1.5 — Compound interest with n = 0

(a) A = 1,000 × (1.05)⁰.
(b) (1.05)⁰ = 1 (zero-index rule — 1.05 is non-zero, so it applies).
(c) A = 1,000 × 1 = $1,000. The student is partly right — you earn $0 of interest — but they are wrong that you "get nothing": you still have your original deposit of $1,000.

2.1 — Explain your thinking (sample response)

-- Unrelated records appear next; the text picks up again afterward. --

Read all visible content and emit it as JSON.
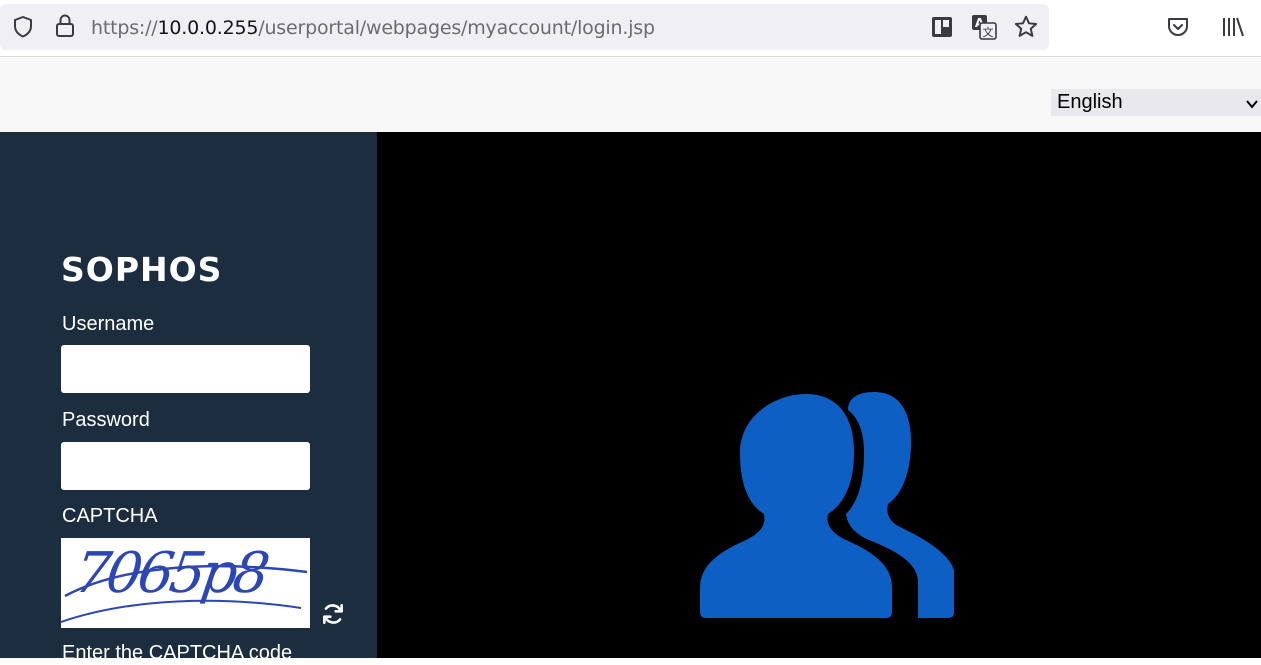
{
  "browser": {
    "url_prefix": "https://",
    "url_host": "10.0.0.255",
    "url_path": "/userportal/webpages/myaccount/login.jsp",
    "icons": [
      "shield-icon",
      "lock-icon",
      "reader-view-icon",
      "translate-icon",
      "bookmark-star-icon",
      "pocket-icon",
      "library-icon"
    ]
  },
  "language": {
    "selected": "English"
  },
  "login": {
    "brand": "SOPHOS",
    "username_label": "Username",
    "username_value": "",
    "password_label": "Password",
    "password_value": "",
    "captcha_label": "CAPTCHA",
    "captcha_image_text": "7065p8",
    "captcha_hint": "Enter the CAPTCHA code"
  },
  "colors": {
    "panel_bg": "#1b2d3e",
    "hero_bg": "#000000",
    "users_icon": "#0d5fc4",
    "captcha_ink": "#2c47b3"
  }
}
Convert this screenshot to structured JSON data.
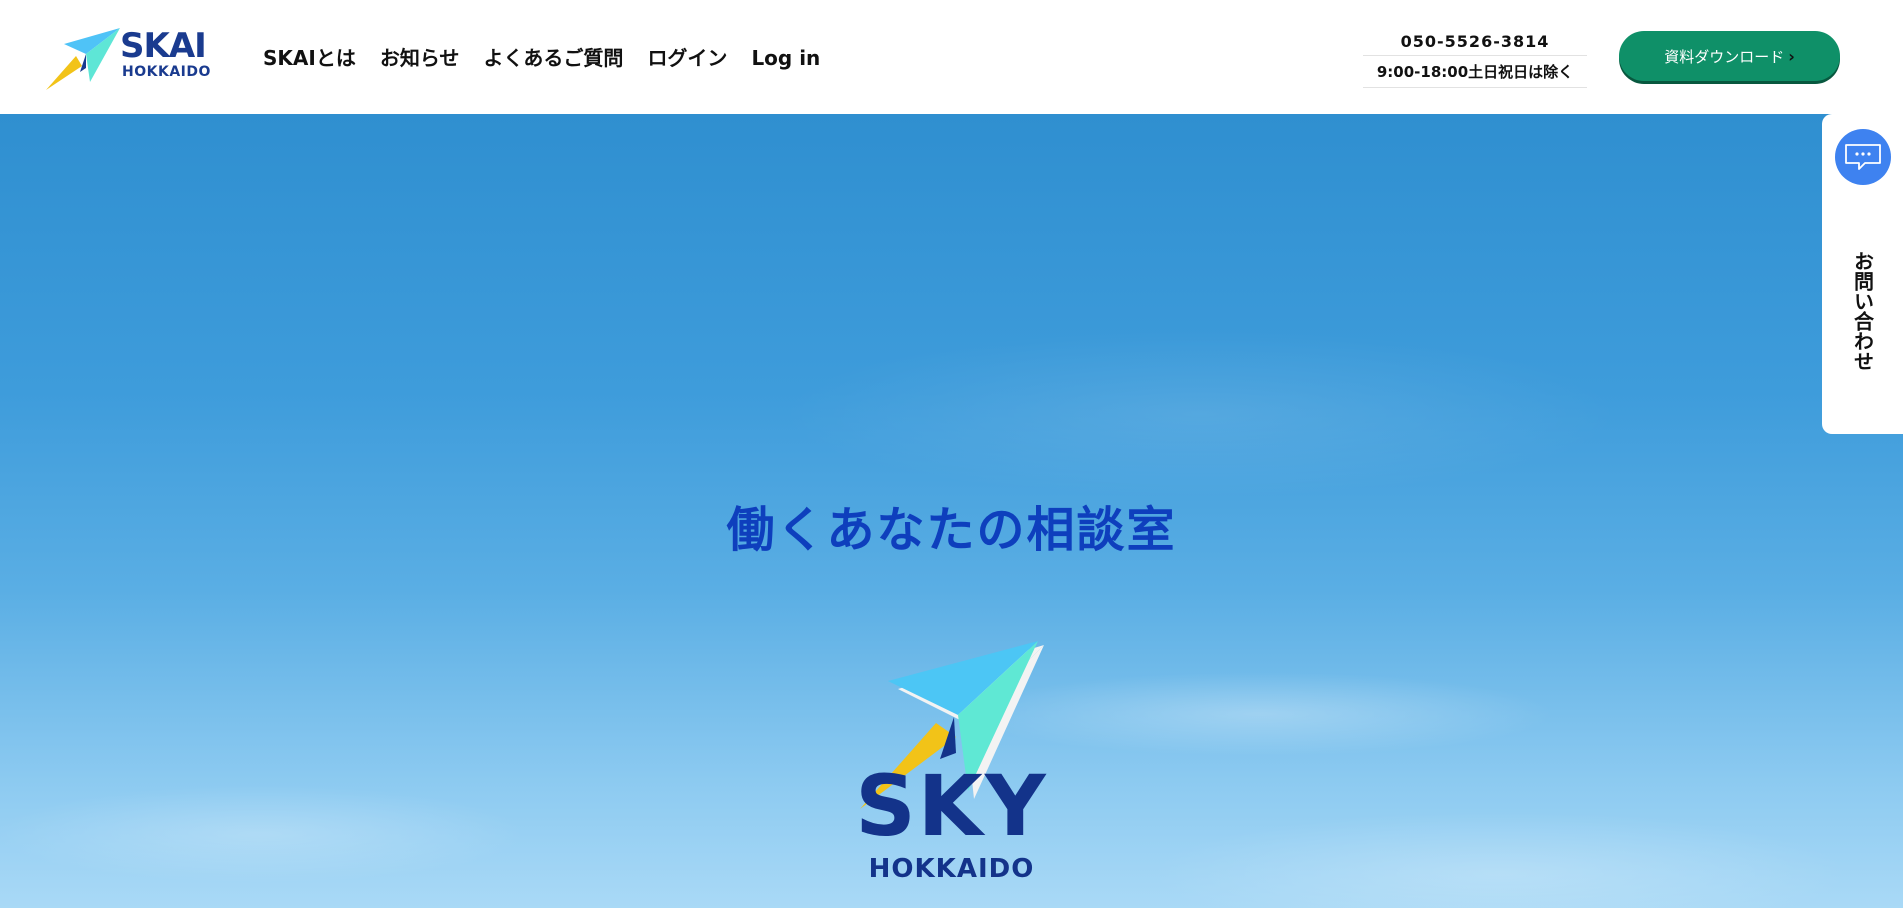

My classmate is wrong because a negative index does not make the answer negative — it creates a reciprocal. The rule a⁻ⁿ = 1/aⁿ means we flip the power into a fraction with the same positive index underneath. So 2⁻³ = 1/2³ = 1/8 = 0.125 — a small positive fraction, not −8.
The pattern that proves it: each time we drop the index by 1, we divide the value by 2. So 2³ = 8, 2² = 4, 2¹ = 2, 2⁰ = 1, 2⁻¹ = 1/2, 2⁻² = 1/4, 2⁻³ = 1/8. The values get smaller and stay positive — they never become negative.

Marking: 1 mark for noting "not negative"; 1 for using "reciprocal"; 1 for 1/8 = 0.125; 1 for the descending pattern.